This is an extension of my previous question, Application crash with no explanation.
I have a lot of crashes that are presumably caused by heap corruption on an application server. These crashes only occur in production; they cannot be reproduced in a test environment.
I'm looking for a way to track down these crashes.
Application Verifier was suggested, and it would be fine, but it's unusable with our production server. When we try to start it in production with application verifier, it becomes so slow that it's completely unusable, even though this is a fairly powerful server (64-bit application, 16 GB memory, 8 processors). Running it without application verifier, it only uses about 1 GB of memory and no more than 10-15% of any processor's cycles.
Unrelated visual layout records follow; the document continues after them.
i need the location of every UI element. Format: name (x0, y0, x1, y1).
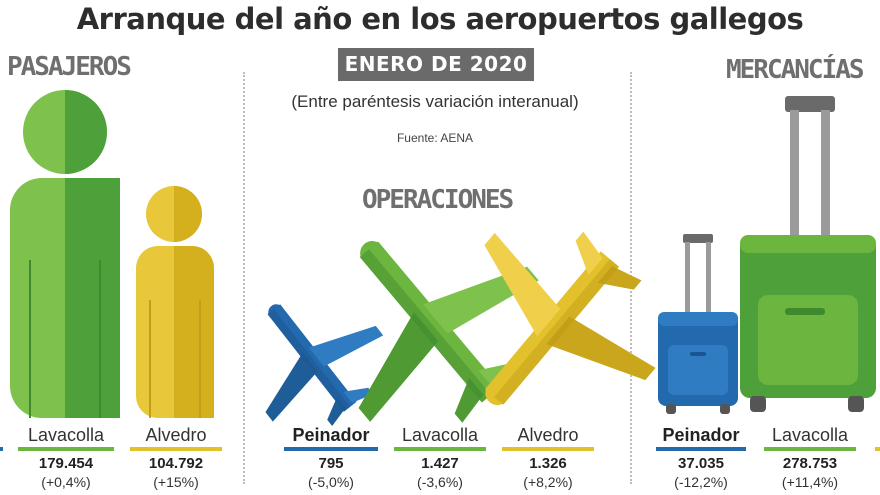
stat-change: (+0,4%) (41, 474, 91, 490)
airplane-blue-icon (265, 304, 384, 427)
source-note: Fuente: AENA (396, 131, 474, 145)
stat-value: 1.326 (529, 455, 567, 472)
passenger-figures-illustration (10, 90, 214, 418)
stat-change: (+8,2%) (523, 474, 573, 490)
airport-name: Alvedro (145, 425, 207, 445)
stat-change: (-3,6%) (417, 474, 463, 490)
airport-color-bar (764, 447, 856, 451)
airport-color-bar (656, 447, 746, 451)
airport-name: Peinador (662, 425, 740, 445)
stat-value: 179.454 (38, 455, 94, 472)
airport-name: Lavacolla (27, 425, 105, 445)
airport-name: Lavacolla (401, 425, 479, 445)
airport-name: Alvedro (517, 425, 579, 445)
airport-color-bar (18, 447, 114, 451)
stat-change: (+11,4%) (781, 474, 839, 490)
airplane-green-icon (358, 241, 539, 423)
airport-color-bar (394, 447, 486, 451)
stat-value: 795 (318, 455, 344, 472)
airplanes-illustration (265, 231, 656, 427)
mercancias-heading: MERCANCÍAS (726, 55, 865, 85)
airport-name: Lavacolla (771, 425, 849, 445)
airplane-yellow-icon (484, 231, 656, 406)
airport-name: Peinador (292, 425, 370, 445)
date-badge: ENERO DE 2020 (338, 48, 534, 81)
subtitle: (Entre paréntesis variación interanual) (291, 92, 579, 111)
airport-color-bar (284, 447, 378, 451)
stat-value: 1.427 (421, 455, 459, 472)
stat-value: 278.753 (782, 455, 838, 472)
stat-change: (-12,2%) (674, 474, 728, 490)
operaciones-heading: OPERACIONES (362, 185, 514, 215)
airport-color-bar (130, 447, 222, 451)
infographic-title: Arranque del año en los aeropuertos gall… (76, 2, 804, 36)
person-small-icon (136, 186, 214, 418)
stat-change: (-5,0%) (308, 474, 354, 490)
airport-color-bar (502, 447, 594, 451)
stat-change: (+15%) (153, 474, 199, 490)
pasajeros-heading: PASAJEROS (7, 52, 132, 82)
suitcase-large-icon (740, 96, 876, 412)
suitcases-illustration (658, 96, 876, 414)
stat-value: 37.035 (678, 455, 724, 472)
stat-value: 104.792 (148, 455, 204, 472)
person-large-icon (10, 90, 120, 418)
section-divider-left (243, 72, 245, 484)
mercancias-alvedro-bar (875, 447, 880, 451)
suitcase-small-icon (658, 234, 738, 414)
pasajeros-peinador-bar (0, 447, 3, 451)
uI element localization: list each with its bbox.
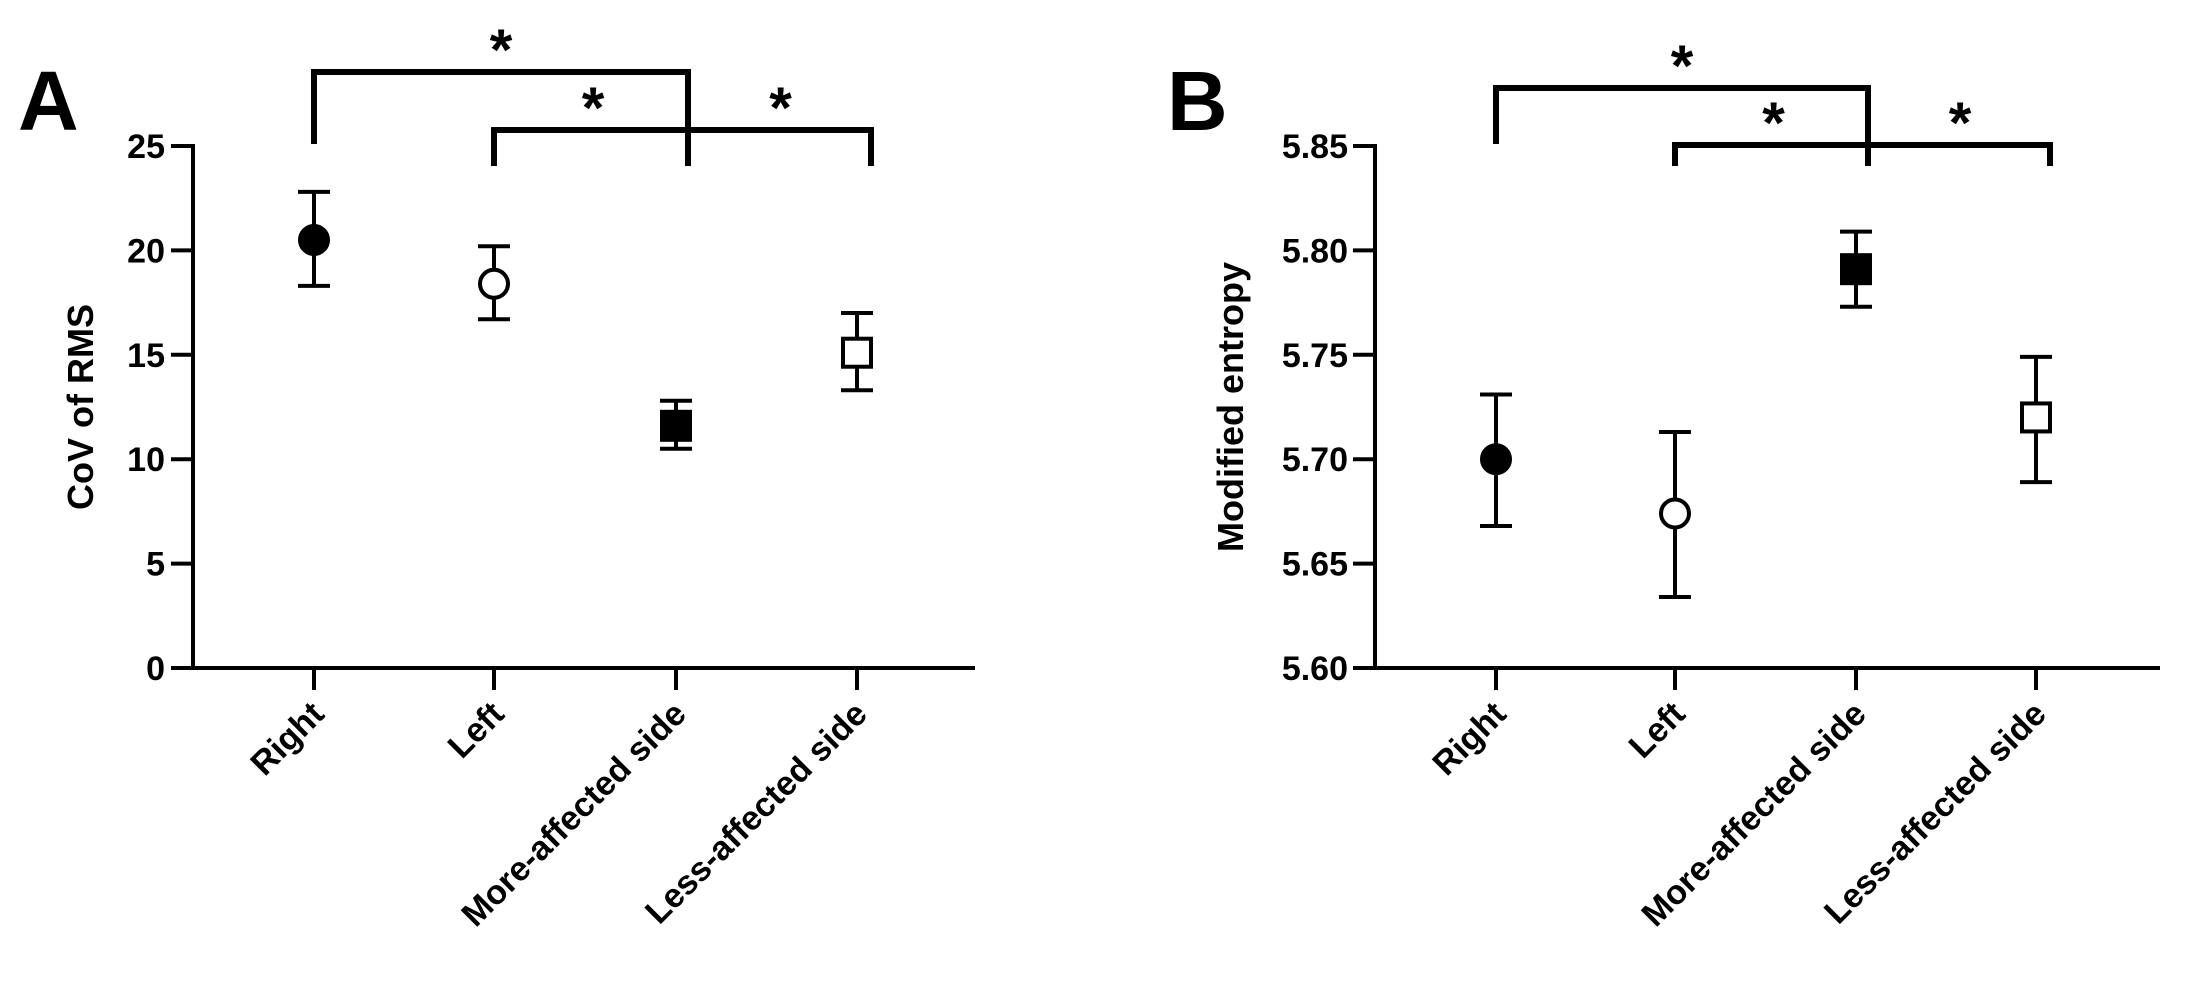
data-point-open-circle <box>478 267 510 300</box>
y-tick-label: 20 <box>127 232 165 270</box>
significance-bracket <box>311 69 691 166</box>
y-tick-label: 5.75 <box>1282 337 1348 375</box>
data-point-filled-circle <box>1480 443 1512 476</box>
significance-star: * <box>1949 91 1972 156</box>
y-axis-title: CoV of RMS <box>60 304 101 510</box>
y-tick-label: 0 <box>146 650 165 688</box>
data-point-open-square <box>841 336 873 369</box>
y-tick-label: 5.65 <box>1282 546 1348 584</box>
y-tick-label: 25 <box>127 128 165 166</box>
panel-letter: A <box>18 54 79 148</box>
data-point-open-square <box>2020 401 2052 434</box>
significance-star: * <box>490 18 513 83</box>
y-axis-title: Modified entropy <box>1210 262 1251 552</box>
significance-star: * <box>1671 34 1694 99</box>
y-tick-label: 5.60 <box>1282 650 1348 688</box>
x-category-label: Right <box>243 695 331 783</box>
y-tick-label: 10 <box>127 441 165 479</box>
significance-star: * <box>582 76 605 141</box>
y-tick-label: 5.70 <box>1282 441 1348 479</box>
significance-star: * <box>769 76 792 141</box>
data-point-filled-square <box>660 409 692 442</box>
x-category-label: Left <box>1622 695 1693 766</box>
chart-panel-b: B 5.60 5.65 5.70 5.75 5.80 5.85 Modified entrop… <box>1167 34 2160 934</box>
data-point-filled-square <box>1840 253 1872 286</box>
y-tick-label: 5 <box>146 546 165 584</box>
significance-bracket <box>1672 142 1868 166</box>
y-tick-label: 5.85 <box>1282 128 1348 166</box>
y-tick-label: 5.80 <box>1282 232 1348 270</box>
panel-letter: B <box>1167 54 1228 148</box>
significance-star: * <box>1762 91 1785 156</box>
significance-bracket <box>1868 142 2053 166</box>
significance-bracket <box>688 127 874 166</box>
x-category-label: Left <box>441 695 512 766</box>
significance-bracket <box>1493 85 1871 166</box>
data-point-open-circle <box>1659 497 1691 530</box>
x-category-label: Right <box>1425 695 1513 783</box>
y-tick-label: 15 <box>127 337 165 375</box>
significance-bracket <box>491 127 688 166</box>
data-point-filled-circle <box>298 223 330 256</box>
Are there any other tools that will help find heap corruption, without adding a huge overhead?
Use the debug version of the Microsoft runtime libraries. Turn on red-zoning and get your heap automatically checked every 128 (say) heap operations by calling _CrtSetDbgFlag()
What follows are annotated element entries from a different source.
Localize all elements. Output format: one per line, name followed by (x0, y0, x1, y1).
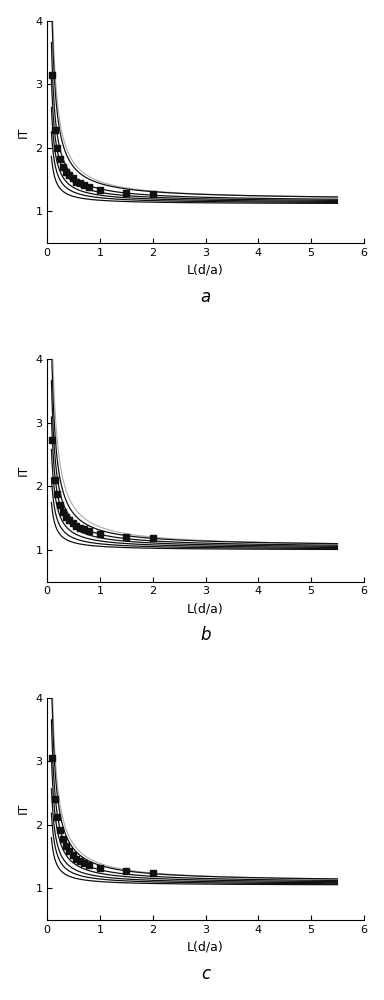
Point (73, 174, 79, 190)
X-axis label: L(d/a): L(d/a) (187, 602, 224, 615)
Point (49, 67, 55, 83)
Point (123, 185, 129, 201)
Point (86, 857, 93, 873)
Point (123, 863, 129, 879)
Point (60, 831, 66, 847)
Y-axis label: IT: IT (17, 465, 30, 476)
Point (150, 865, 156, 881)
Point (70, 847, 76, 863)
Point (54, 809, 60, 825)
Y-axis label: IT: IT (17, 803, 30, 814)
Point (57, 151, 63, 167)
Point (81, 177, 87, 193)
Point (66, 512, 73, 528)
X-axis label: L(d/a): L(d/a) (187, 940, 224, 953)
Text: a: a (200, 288, 211, 306)
Point (70, 170, 76, 186)
Point (51, 791, 58, 807)
Point (73, 518, 79, 534)
Point (60, 504, 66, 520)
Point (97, 182, 103, 198)
Point (66, 167, 73, 183)
Point (77, 853, 83, 869)
Point (60, 159, 66, 175)
Point (66, 843, 73, 859)
Point (77, 520, 83, 536)
Text: c: c (201, 965, 210, 983)
Point (49, 750, 55, 766)
Point (97, 526, 103, 542)
Point (57, 822, 63, 838)
Point (150, 186, 156, 202)
X-axis label: L(d/a): L(d/a) (187, 264, 224, 277)
Point (77, 175, 83, 191)
Point (70, 515, 76, 531)
Point (63, 838, 69, 854)
Point (54, 486, 60, 502)
Point (51, 122, 58, 138)
Text: b: b (200, 626, 211, 644)
Point (73, 851, 79, 867)
Y-axis label: IT: IT (17, 126, 30, 138)
Point (86, 523, 93, 539)
Point (49, 432, 55, 448)
Point (81, 855, 87, 871)
Point (63, 509, 69, 525)
Point (97, 860, 103, 876)
Point (150, 530, 156, 546)
Point (57, 497, 63, 513)
Point (54, 140, 60, 156)
Point (86, 179, 93, 195)
Point (81, 521, 87, 537)
Point (51, 472, 58, 488)
Point (63, 164, 69, 180)
Point (123, 529, 129, 545)
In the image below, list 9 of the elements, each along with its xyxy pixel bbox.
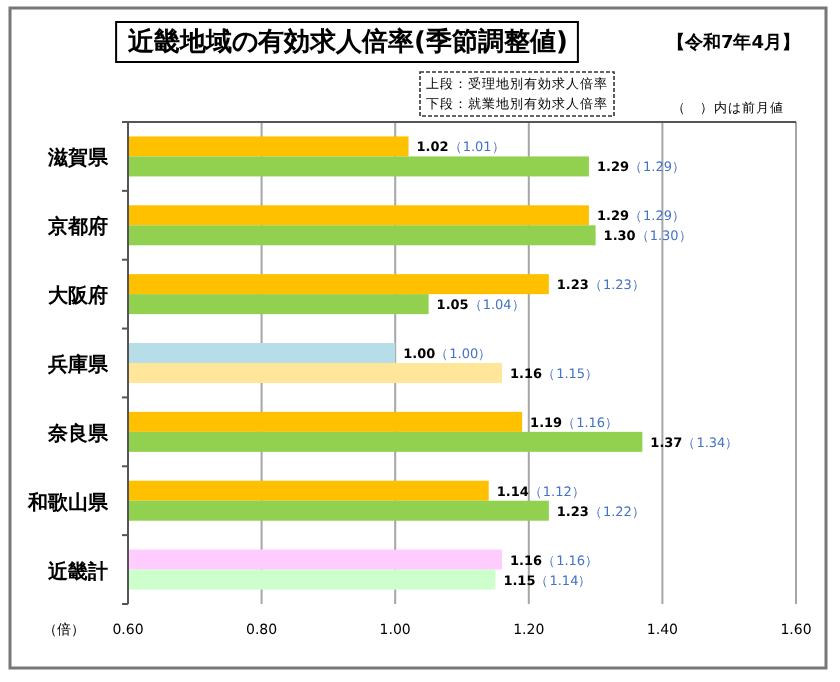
- y-tick-label: 滋賀県: [46, 146, 110, 171]
- y-tick-label: 兵庫県: [46, 353, 110, 377]
- y-tick-label: 奈良県: [46, 421, 110, 446]
- chart-title: 近畿地域の有効求人倍率(季節調整値): [126, 26, 568, 58]
- y-tick-label: 和歌山県: [26, 490, 110, 515]
- y-tick-label: 近畿計: [46, 559, 108, 584]
- y-tick-label: 京都府: [46, 215, 108, 240]
- y-tick-label: 大阪府: [46, 284, 108, 309]
- chart-subtitle: 【令和7年4月】: [666, 32, 800, 54]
once during initialisation.
_CRTDBG_DELAY_FREE_MEM_DF
can be quite useful for finding memory-used-after-free bugs, but your heap size grows monitonically while using it.
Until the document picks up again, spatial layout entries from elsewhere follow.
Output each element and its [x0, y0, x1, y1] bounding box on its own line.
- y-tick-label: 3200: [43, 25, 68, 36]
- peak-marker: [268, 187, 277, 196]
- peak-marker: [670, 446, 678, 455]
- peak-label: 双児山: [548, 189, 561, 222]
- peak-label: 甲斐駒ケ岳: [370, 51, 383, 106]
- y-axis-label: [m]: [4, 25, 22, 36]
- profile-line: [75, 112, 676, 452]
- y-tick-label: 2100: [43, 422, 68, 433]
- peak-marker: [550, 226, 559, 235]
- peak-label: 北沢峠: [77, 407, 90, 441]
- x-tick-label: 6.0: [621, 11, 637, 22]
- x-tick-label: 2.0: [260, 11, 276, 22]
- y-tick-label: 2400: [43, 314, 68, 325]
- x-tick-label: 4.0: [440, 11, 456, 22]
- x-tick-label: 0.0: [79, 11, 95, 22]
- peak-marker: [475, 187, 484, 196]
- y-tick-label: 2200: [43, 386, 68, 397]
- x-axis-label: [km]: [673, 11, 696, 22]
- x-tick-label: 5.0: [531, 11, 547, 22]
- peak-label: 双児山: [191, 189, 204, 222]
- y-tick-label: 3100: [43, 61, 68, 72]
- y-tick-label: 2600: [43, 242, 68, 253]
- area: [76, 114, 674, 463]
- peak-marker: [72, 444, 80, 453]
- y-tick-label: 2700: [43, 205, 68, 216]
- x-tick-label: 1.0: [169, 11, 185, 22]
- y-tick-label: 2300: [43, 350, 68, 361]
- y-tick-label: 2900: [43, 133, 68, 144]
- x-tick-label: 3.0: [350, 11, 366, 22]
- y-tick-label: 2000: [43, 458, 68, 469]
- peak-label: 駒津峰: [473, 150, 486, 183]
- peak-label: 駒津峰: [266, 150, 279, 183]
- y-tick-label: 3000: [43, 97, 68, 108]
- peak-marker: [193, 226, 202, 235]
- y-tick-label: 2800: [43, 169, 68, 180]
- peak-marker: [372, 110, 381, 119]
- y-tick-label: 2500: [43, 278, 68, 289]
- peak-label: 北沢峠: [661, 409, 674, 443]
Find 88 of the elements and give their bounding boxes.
Would there be any benefit in running it virtualized and taking scheduled snapshots, so that you hopefully can get a snapshot just a little before it actually crashes? Then take the pre-crash snapshot and start it in a lab environment. If you can get it to crash again there, restart the snapshot and start inspecting your server process.
Mudflap with GCC. It does code instrumentation for production code.
You have to compile your soft with -fmudflap
. It will check any wrong pointer access (heap/stack/static). It is designed to work for production code with a little slowdown (between x1.5 to x5). You can also disable check at read access for speedup.